Lake Kornsjø marked with a red squareMy wife handles our boat near Hisøya island. Photo: Tom Thowsen 2020
After we met with the kings, we headed back to our boat and left Hisøya island while the wind whispered gently in our ears: “Everything will be fine. One day the borders will open again.”
One year later
A Swedish farm at Lake Kornsjø, which could resemble a typical summer residence for Norwegians. Photo: Tom Thowsen 2021
Since 2019, the borders had been closed almost like during WW2. Both our government and our citizens were tired of the whole situation. It was a living nightmare for those who lived in one country and had to work in the other. They really had a hard time those days.

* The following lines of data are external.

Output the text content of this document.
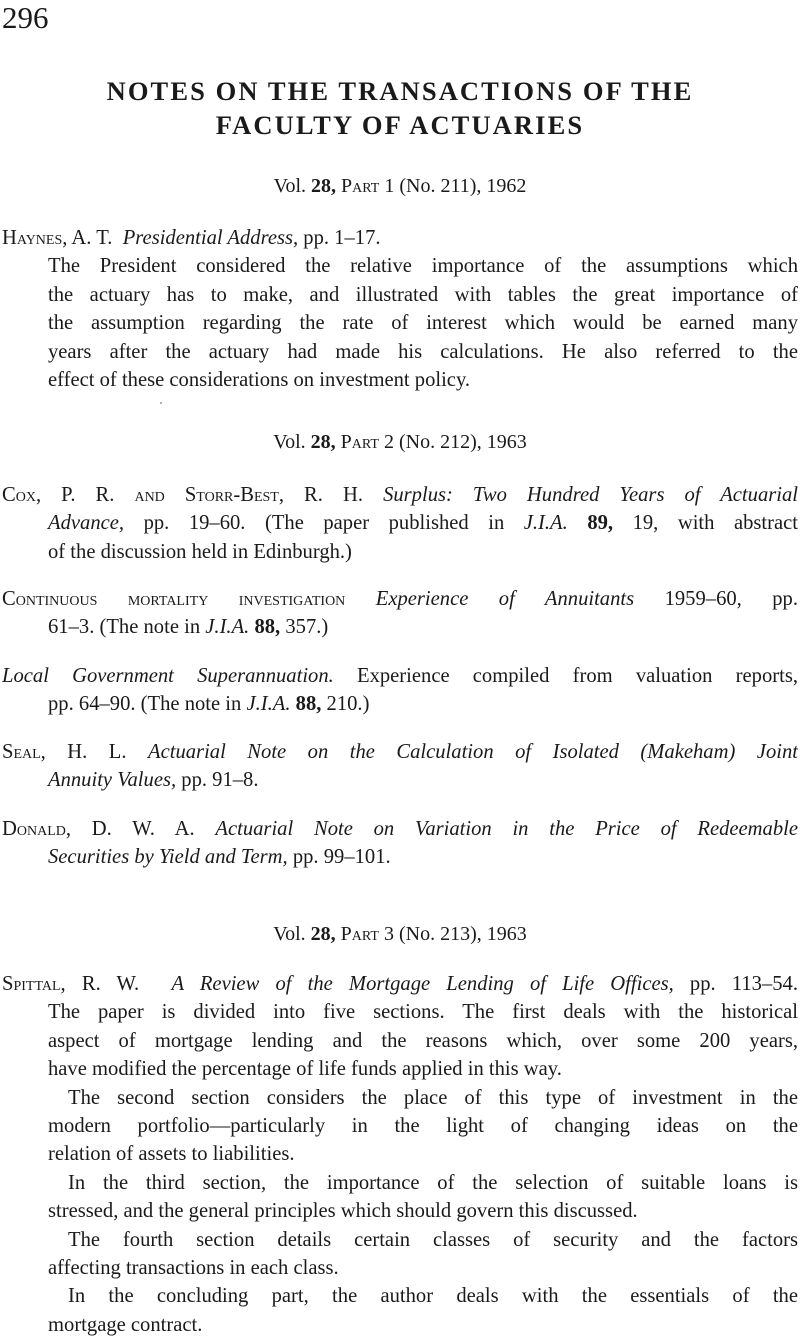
296
NOTES ON THE TRANSACTIONS OF THE
FACULTY OF ACTUARIES
Vol. 28, Part 1 (No. 211), 1962
Haynes, A. T. Presidential Address, pp. 1–17.
The President considered the relative importance of the assumptions which
the actuary has to make, and illustrated with tables the great importance of
the assumption regarding the rate of interest which would be earned many
years after the actuary had made his calculations. He also referred to the
effect of these considerations on investment policy.
Vol. 28, Part 2 (No. 212), 1963
Cox, P. R. and Storr-Best, R. H. Surplus: Two Hundred Years of Actuarial
Advance, pp. 19–60. (The paper published in J.I.A. 89, 19, with abstract
of the discussion held in Edinburgh.)
Continuous mortality investigation Experience of Annuitants 1959–60, pp.
61–3. (The note in J.I.A. 88, 357.)
Local Government Superannuation. Experience compiled from valuation reports,
pp. 64–90. (The note in J.I.A. 88, 210.)
Seal, H. L. Actuarial Note on the Calculation of Isolated (Makeham) Joint
Annuity Values, pp. 91–8.
Donald, D. W. A. Actuarial Note on Variation in the Price of Redeemable
Securities by Yield and Term, pp. 99–101.
Vol. 28, Part 3 (No. 213), 1963
Spittal, R. W. A Review of the Mortgage Lending of Life Offices, pp. 113–54.
The paper is divided into five sections. The first deals with the historical
aspect of mortgage lending and the reasons which, over some 200 years,
have modified the percentage of life funds applied in this way.
The second section considers the place of this type of investment in the
modern portfolio—particularly in the light of changing ideas on the
relation of assets to liabilities.
In the third section, the importance of the selection of suitable loans is
stressed, and the general principles which should govern this discussed.
The fourth section details certain classes of security and the factors
affecting transactions in each class.
In the concluding part, the author deals with the essentials of the
mortgage contract.
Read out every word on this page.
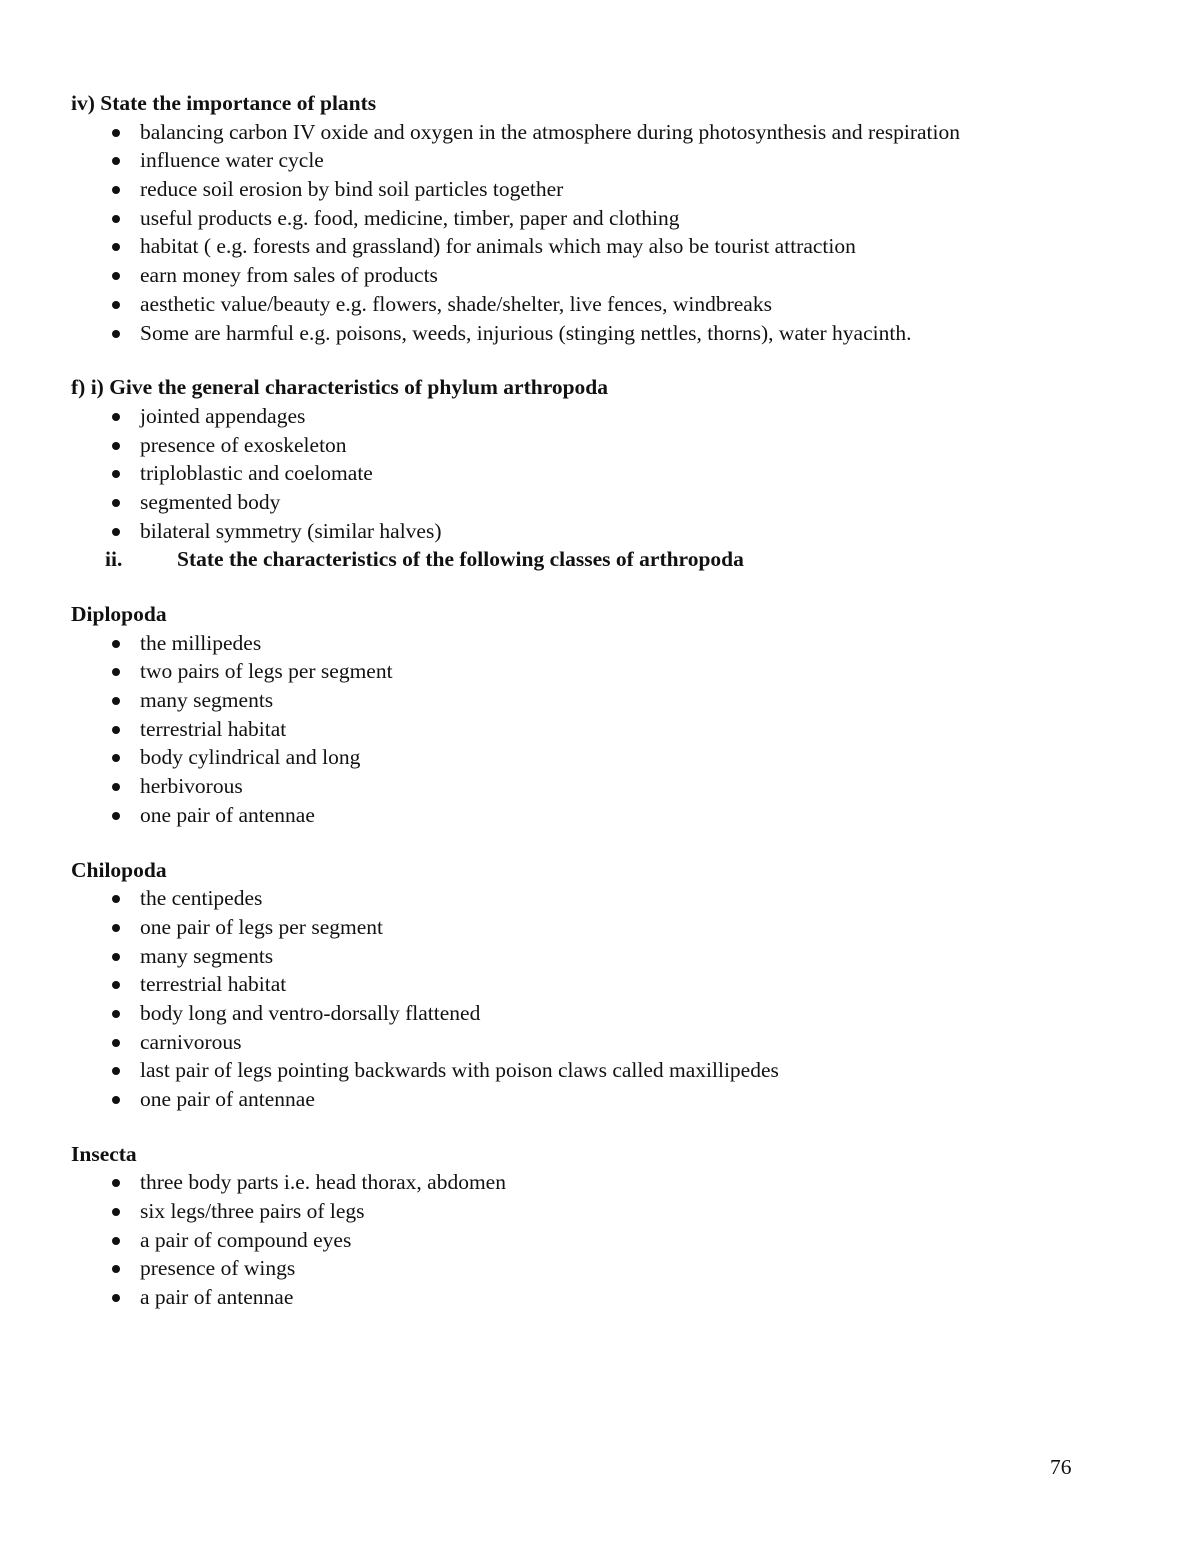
iv) State the importance of plants

balancing carbon IV oxide and oxygen in the atmosphere during photosynthesis and respiration
influence water cycle
reduce soil erosion by bind soil particles together
useful products e.g. food, medicine, timber, paper and clothing
habitat ( e.g. forests and grassland) for animals which may also be tourist attraction
earn money from sales of products
aesthetic value/beauty e.g. flowers, shade/shelter, live fences, windbreaks
Some are harmful e.g. poisons, weeds, injurious (stinging nettles, thorns), water hyacinth.

f) i) Give the general characteristics of phylum arthropoda

jointed appendages
presence of exoskeleton
triploblastic and coelomate
segmented body
bilateral symmetry (similar halves)

ii.	State the characteristics of the following classes of arthropoda

Diplopoda

the millipedes
two pairs of legs per segment
many segments
terrestrial habitat
body cylindrical and long
herbivorous
one pair of antennae

Chilopoda

the centipedes
one pair of legs per segment
many segments
terrestrial habitat
body long and ventro-dorsally flattened
carnivorous
last pair of legs pointing backwards with poison claws called maxillipedes
one pair of antennae

Insecta

three body parts i.e. head thorax, abdomen
six legs/three pairs of legs
a pair of compound eyes
presence of wings
a pair of antennae
76
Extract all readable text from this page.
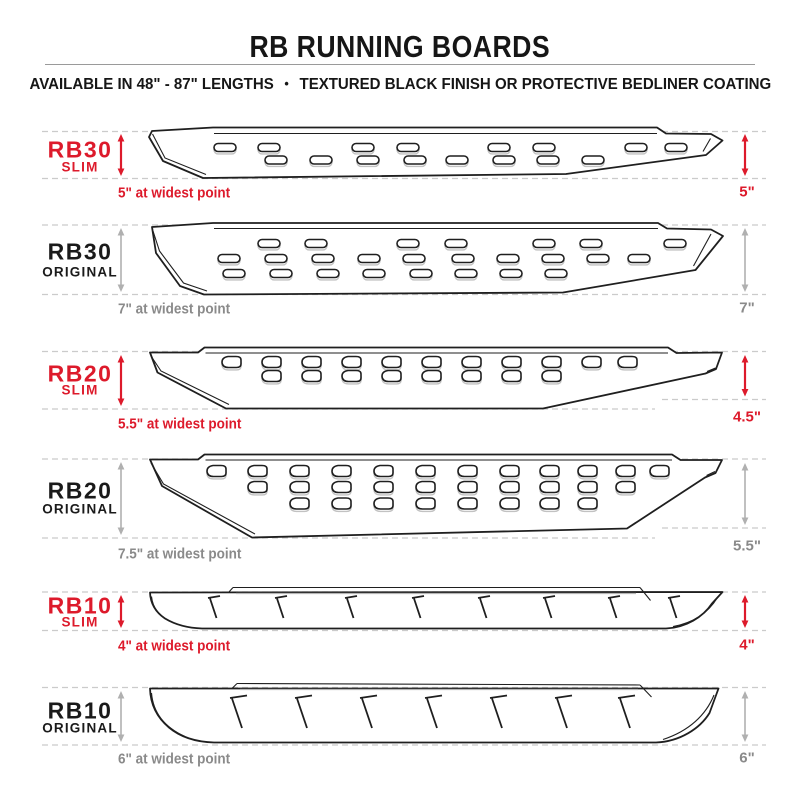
RB RUNNING BOARDS
AVAILABLE IN 48" - 87" LENGTHS • TEXTURED BLACK FINISH OR PROTECTIVE BEDLINER COATING
RB30
SLIM
5" at widest point	5"
RB30
ORIGINAL
7" at widest point	7"
RB20
SLIM
5.5" at widest point	4.5"
RB20
ORIGINAL
7.5" at widest point	5.5"
RB10
SLIM
4" at widest point	4"
RB10
ORIGINAL
6" at widest point	6"
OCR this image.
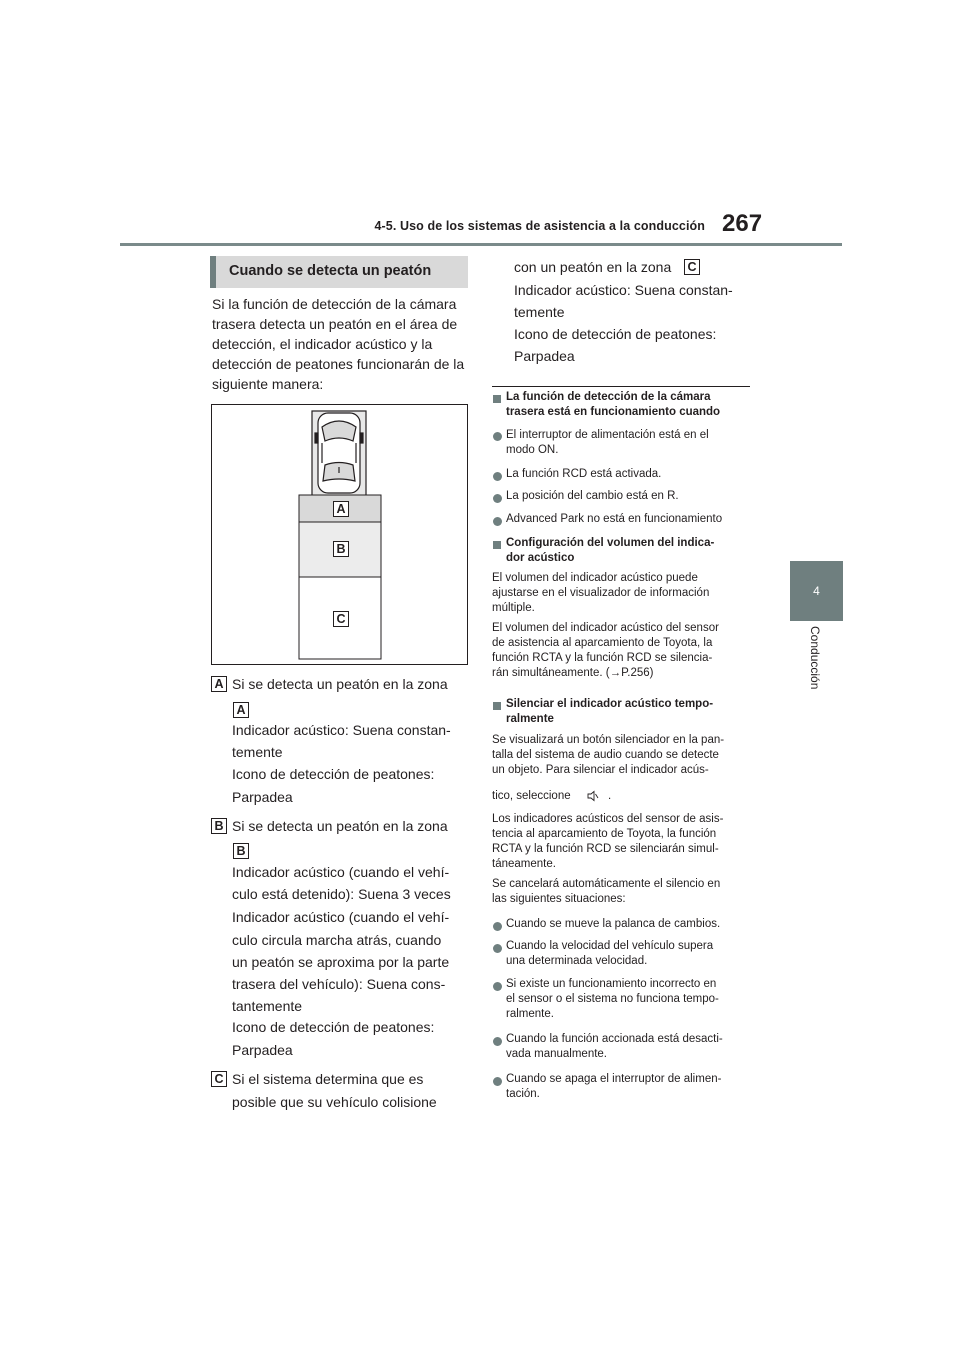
4-5. Uso de los sistemas de asistencia a la conducción 267
4
Conducción
Cuando se detecta un peatón
Si la función de detección de la cámara trasera detecta un peatón en el área de detección, el indicador acústico y la detección de peatones funcionarán de la siguiente manera:
A
B
C
A Si se detecta un peatón en la zona
A
Indicador acústico: Suena constan-
temente
Icono de detección de peatones:
Parpadea
B Si se detecta un peatón en la zona
B
Indicador acústico (cuando el vehí-
culo está detenido): Suena 3 veces
Indicador acústico (cuando el vehí-
culo circula marcha atrás, cuando
un peatón se aproxima por la parte
trasera del vehículo): Suena cons-
tantemente
Icono de detección de peatones:
Parpadea
C Si el sistema determina que es
posible que su vehículo colisione
con un peatón en la zona	C
Indicador acústico: Suena constan-
temente
Icono de detección de peatones:
Parpadea
La función de detección de la cámara
trasera está en funcionamiento cuando
El interruptor de alimentación está en el
modo ON.
La función RCD está activada.
La posición del cambio está en R.
Advanced Park no está en funcionamiento
Configuración del volumen del indica-
dor acústico
El volumen del indicador acústico puede
ajustarse en el visualizador de información
múltiple.
El volumen del indicador acústico del sensor
de asistencia al aparcamiento de Toyota, la
función RCTA y la función RCD se silencia-
rán simultáneamente. (→P.256)
Silenciar el indicador acústico tempo-
ralmente
Se visualizará un botón silenciador en la pan-
talla del sistema de audio cuando se detecte
un objeto. Para silenciar el indicador acús-
tico, seleccione	.
Los indicadores acústicos del sensor de asis-
tencia al aparcamiento de Toyota, la función
RCTA y la función RCD se silenciarán simul-
táneamente.
Se cancelará automáticamente el silencio en
las siguientes situaciones:
Cuando se mueve la palanca de cambios.
Cuando la velocidad del vehículo supera
una determinada velocidad.
Si existe un funcionamiento incorrecto en
el sensor o el sistema no funciona tempo-
ralmente.
Cuando la función accionada está desacti-
vada manualmente.
Cuando se apaga el interruptor de alimen-
tación.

The same goes for those who had summer houses on the wrong side of the border. It went on for many months.
In the media, we heard of a desperate Norwegians caught while they illegally travelled by helicopter to their summer residence in Sweden. Apparently not a good choice. Noisy and expensive too.
I also read about one incident where a police squad hunted a 60-year-old woman. She had received a briefcase on the border. The poor, terrified woman left her car and ran far into the woods before they caught her. Mostly cigarettes, which are much cheaper in Sweden.
From the Norwegian side of Lake Kornsjø. With a view towards Sweden. Photo: Tom Thowsen 2021
In the meanwhile, I improve my self-discipline with stone balancing. This one lasted for five minutes. It was blowing in the wind that whispered: It will be over soon …
It luckily happened some months later, in 2022
PS. This sculpture would generally have fallen over to the right due to gravity. So why didn’t it? A crack in the bedrock holds it fast.